A comissária europeia da concorrência, Margrethe Vestager, avisou que, se nada for feito, as tecnologias de Inteligência Artificial (IA) vão “virar-se contra nós” e o prazo está a esgotar-se para tomar medidas. 

“Para que o enorme potencial da IA seja libertado, temos de poder confiar nela”, afirmou Vestager, durante um painel da conferência de tecnologia Code, que decorre em Los Angeles.

A comissária europeia está nos Estados Unidos para as primeiras conversações bilaterais entre a União Europeia e os EUA no Conselho de Comércio e Tecnologia (TTI, na sigla inglesa), que vão acontecer na quarta-feira, 29 de setembro, em Pittsburgh.

“A ideia é ter um fórum de alto nível onde podemos discutir coisas relacionadas com comércio e tecnologia e possivelmente encontrarmos um alinhamento”, descreveu.

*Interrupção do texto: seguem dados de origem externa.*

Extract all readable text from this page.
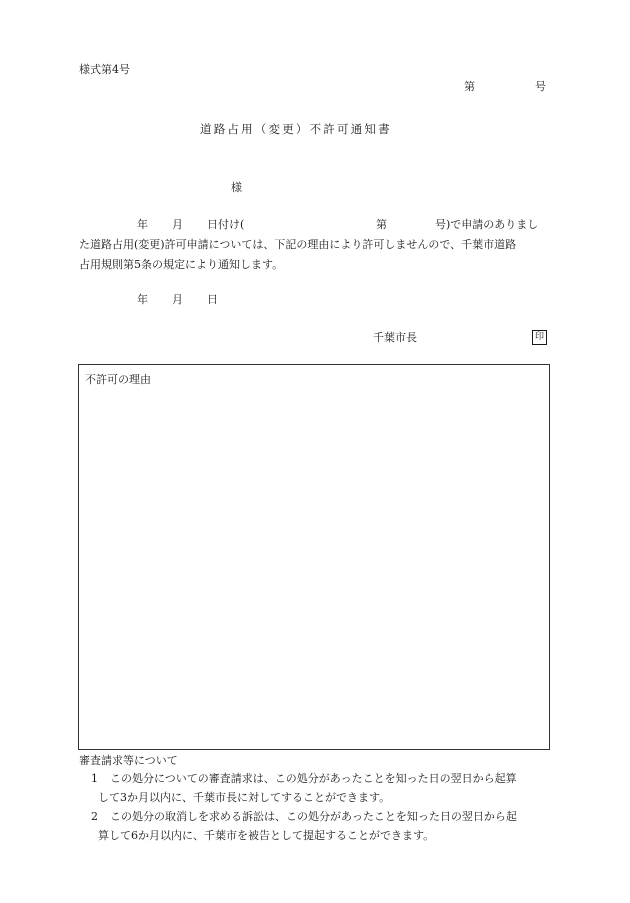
様式第4号
第	号
道路占用（変更）不許可通知書
様
年 月 日付け(	第	号)で申請のありまし
た道路占用(変更)許可申請については、下記の理由により許可しませんので、千葉市道路
占用規則第5条の規定により通知します。
年 月 日
千葉市長	印
不許可の理由
審査請求等について
1 この処分についての審査請求は、この処分があったことを知った日の翌日から起算
して3か月以内に、千葉市長に対してすることができます。
2 この処分の取消しを求める訴訟は、この処分があったことを知った日の翌日から起
算して6か月以内に、千葉市を被告として提起することができます。
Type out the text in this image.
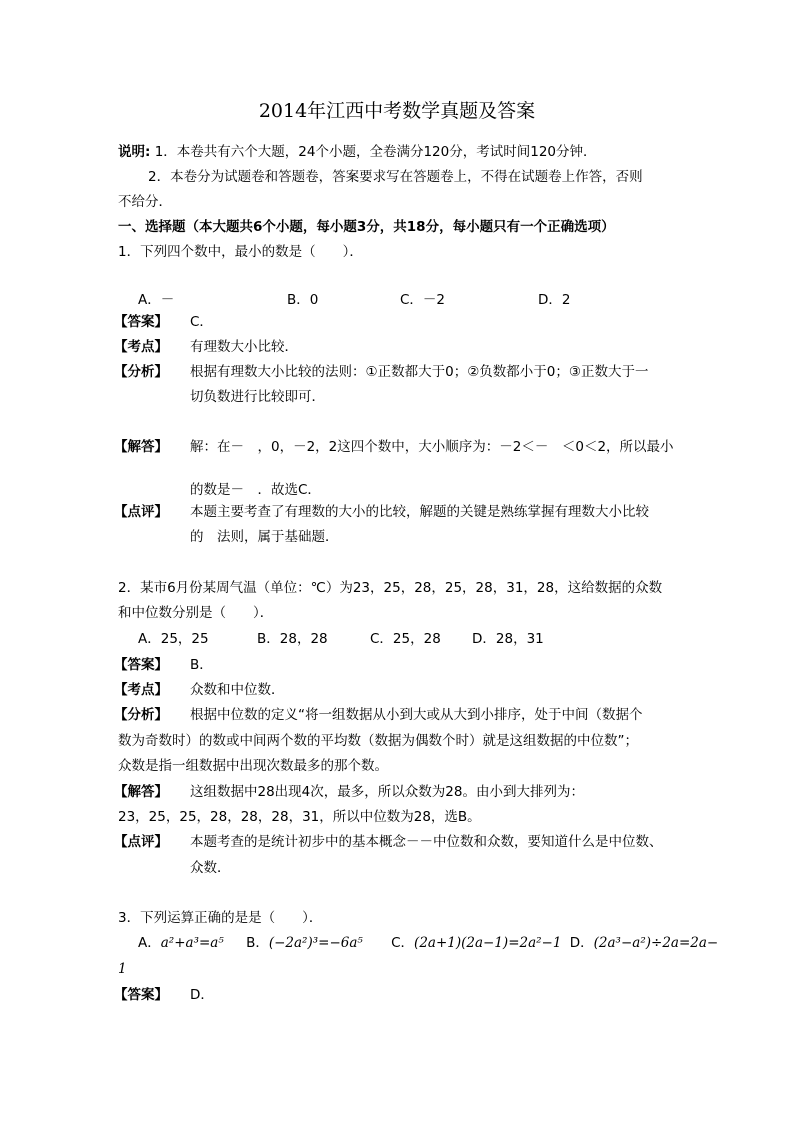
2014年江西中考数学真题及答案
说明: 1．本卷共有六个大题，24个小题，全卷满分120分，考试时间120分钟．
2．本卷分为试题卷和答题卷，答案要求写在答题卷上，不得在试题卷上作答，否则
不给分．
一、选择题（本大题共6个小题，每小题3分，共18分，每小题只有一个正确选项）
1．下列四个数中，最小的数是（　　）．
A．－	B．0	C．－2	D．2
【答案】 C．
【考点】 有理数大小比较．
【分析】 根据有理数大小比较的法则：①正数都大于0；②负数都小于0；③正数大于一
切负数进行比较即可．
【解答】 解：在－　，0，－2，2这四个数中，大小顺序为：－2＜－　＜0＜2，所以最小
的数是－　．故选C．
【点评】 本题主要考查了有理数的大小的比较，解题的关键是熟练掌握有理数大小比较
的　法则，属于基础题．
2．某市6月份某周气温（单位：℃）为23，25，28，25，28，31，28，这给数据的众数
和中位数分别是（　　）．
A．25，25	B．28，28	C．25，28 D．28，31
【答案】 B．
【考点】 众数和中位数．
【分析】 根据中位数的定义“将一组数据从小到大或从大到小排序，处于中间（数据个
数为奇数时）的数或中间两个数的平均数（数据为偶数个时）就是这组数据的中位数”；
众数是指一组数据中出现次数最多的那个数。
【解答】 这组数据中28出现4次，最多，所以众数为28。由小到大排列为：
23，25，25，28，28，28，31，所以中位数为28，选B。
【点评】 本题考查的是统计初步中的基本概念－－中位数和众数，要知道什么是中位数、
众数．
3．下列运算正确的是是（　　）．
A．a²+a³=a⁵ B．(−2a²)³=−6a⁵ C．(2a+1)(2a−1)=2a²−1 D．(2a³−a²)÷2a=2a−
1
【答案】 D．
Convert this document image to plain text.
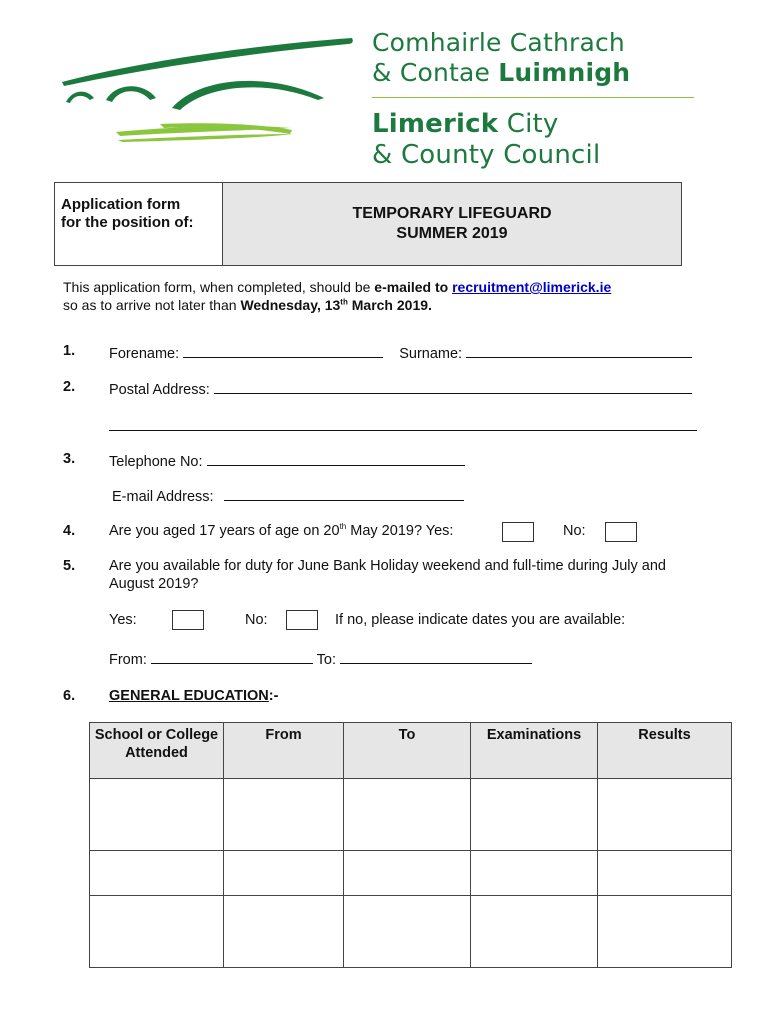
Comhairle Cathrach
& Contae Luimnigh
Limerick City
& County Council
Application form
for the position of:
TEMPORARY LIFEGUARD
SUMMER 2019
This application form, when completed, should be e-mailed to recruitment@limerick.ie
so as to arrive not later than Wednesday, 13th March 2019.
1. Forename:	Surname:
2. Postal Address:
3. Telephone No:
E-mail Address:
4. Are you aged 17 years of age on 20th May 2019? Yes:	No:
5. Are you available for duty for June Bank Holiday weekend and full-time during July and
August 2019?
Yes:	No:	If no, please indicate dates you are available:
From:	To:
6. GENERAL EDUCATION:-
School or College Attended	From	To	Examinations	Results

“Uma das coisas que quero é que encontremos um alinhamento relativo à Inteligência Artificial”, indicou Margrethe Vestager.

A comissária disse que tem havido “demasiados casos” de preconceitos que enviesam os algoritmos de IA e casos de utilização nos quais há discriminação contra mulheres e pessoas pertencentes a minorias.

PUB • CONTINUE A LER A SEGUIR

“Penso que temos de avançar nas democracias para mudar isso, porque senão, a Inteligência Artificial vai virar-se contra nós”, avisou Vestager.

Embora considerando que ainda não é tarde demais para tomar medidas, a comissária salientou que o tempo está a esgotar-se, principalmente porque a IA tem agora uma grande variedade de aplicações com impacto na vida das pessoas. 

“Vemos diferentes usos de Inteligência Artificial, usos que pensaríamos que vão contra os fundamentos da democracia —em que o ponto de partida é a integridade e a dignidade do indivíduo“, salientou Vestager.

A comissária falou também dos resultados do Regulamento Geral sobre a Proteção de Dados (RGPD), que está em vigor na UE desde 2018.

“O grande sucesso do RGPD é que agora a privacidade é uma tendência“, disse Vestager, sublinhando que “ainda estaríamos no escuro em relação aos direitos digitais dos cidadãos” se o regulamento não tivesse sido implementado.

Ainda assim, a responsável afirmou que há trabalho a fazer para facilitar a sua aplicação por pequenas empresas e tornar a privacidade a norma junto das grandes, dando assistência digital aos consumidores para que não tenham de estar sempre a responder a perguntas ou a escolher caixas em sites.

“Precisamos de legislação sobre a privacidade”, declarou Vestager, numa altura em que houve uma mudança nos Estados Unidos e há agora abertura para aprovar propostas nesse sentido.

A comissária disse também que é “um dado adquirido” que os reguladores têm de tomar medidas de controlo sobre as grandes empresas da indústria tecnológica, tornando as regras mais claras e justas.

“Houve uma mudança efetiva da opinião pública”, considerou Vestager, referindo que os condicionamentos da pandemia de Covid-19 levaram as pessoas a perceberem que, para trabalharem e darem acesso a aulas online aos filhos, têm de se pôr nas mãos das grandes empresas.

“A democracia é tão frágil”, afirmou. “O meu receio é que os cidadãos se sintam alienados, sem controlo e sem saberem como o ganhar“, acrescentou.

Para Margrethe Vestager, o empoderamento dos cidadãos “é a essência de uma sociedade que funciona bem”.

A comissária disse que não usa Google ou Amazon e que há outras empresas interessantes disponíveis. “A conveniência mata a curiosidade”, afirmou, apesar de reconhecer os benefícios que vêm com grandes empresas.